This study investigates the underexplored phenomenon of asymmetric transfer effects across tasks and languages in multilingual large language models (LLMs). We conduct single-source task-language fine-tuning via PEFT/LoRA on diverse open-source LLMs—spanning varying scales and architectures—and systematically evaluate zero-shot transfer performance across all target task-language combinations. Our findings reveal: (1) robust positive cross-lingual transfer within the same task, but frequent and substantial performance degradation in cross-task transfer; (2) a stable donor–recipient hierarchy among language-task pairs; and (3) based on these insights, we propose a risk-aware fine-tuning strategy and a model specialization pathway. Quantitative analysis disentangles three distinct transfer mechanisms—task-driven, language-driven, and joint task-language transfer—providing both theoretical grounding and practical methodology for joint multilingual and multitask optimization.
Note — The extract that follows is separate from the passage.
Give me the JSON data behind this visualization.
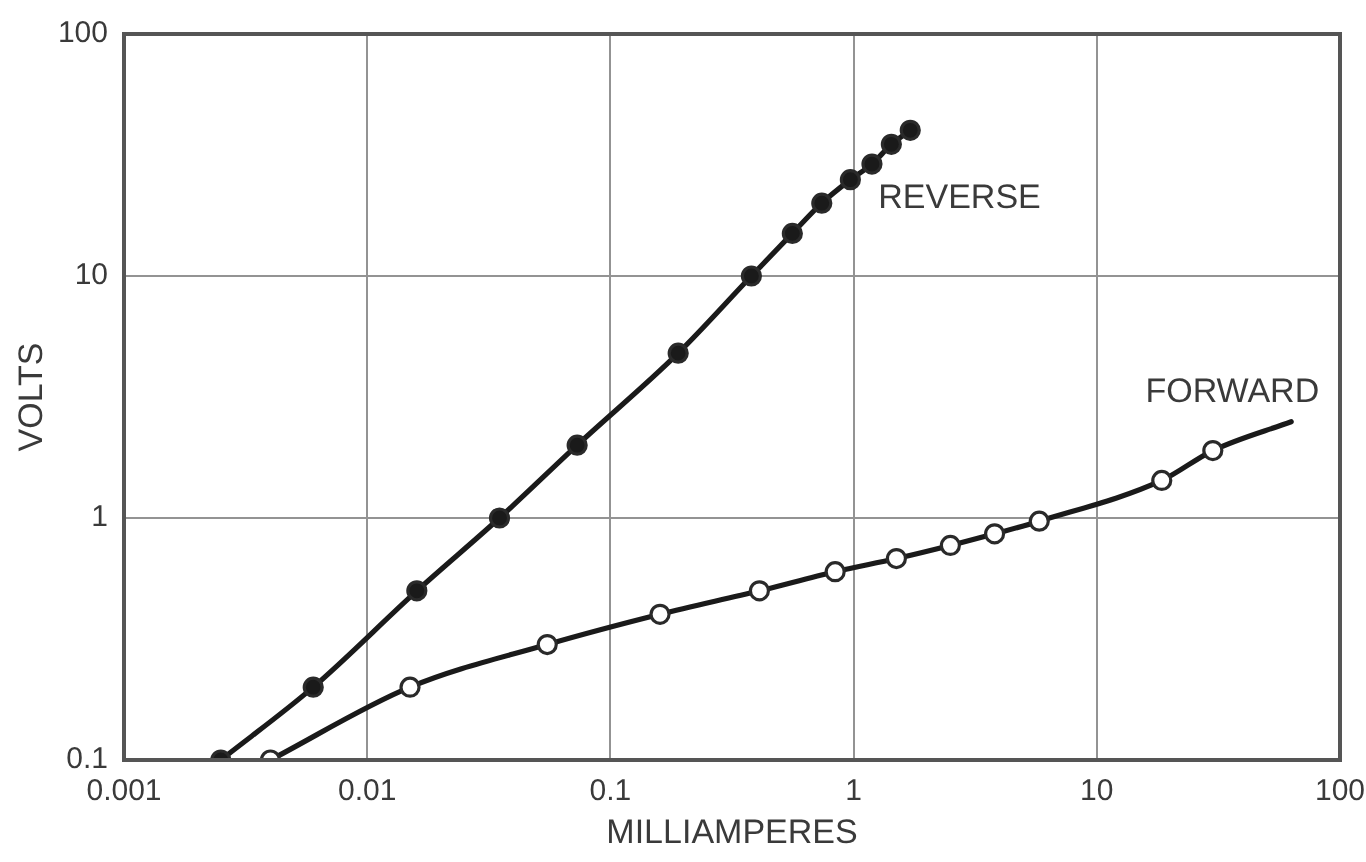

Large language models (LLMs) perform strongly across tasks and languages, yet how improvements in one task or language affect other tasks and languages and their combinations remains poorly understood. We conduct a controlled PEFT/LoRA study across multiple open-weight LLM families and sizes, treating task and language as transfer axes while conditioning on model family and size; we fine-tune each model on a single task-language source and measure transfer as the percentage-point change versus its baseline score when evaluated on all other task-language target pairs. We decompose transfer into (i) Matched-Task (Cross-Language), (ii) Matched-Language (Cross-Task), and (iii) Cross-Task (Cross-Language) regimes. We uncover two consistent general patterns. First, a pronounced on-task vs. off-task asymmetry: Matched-Task (Cross-Language) transfer is reliably positive, whereas off-task transfer often incurs collateral degradation. Second, a stable donor-recipient structure across languages and tasks (hub donors vs. brittle recipients). We outline implications for risk-aware fine-tuning and model specialisation.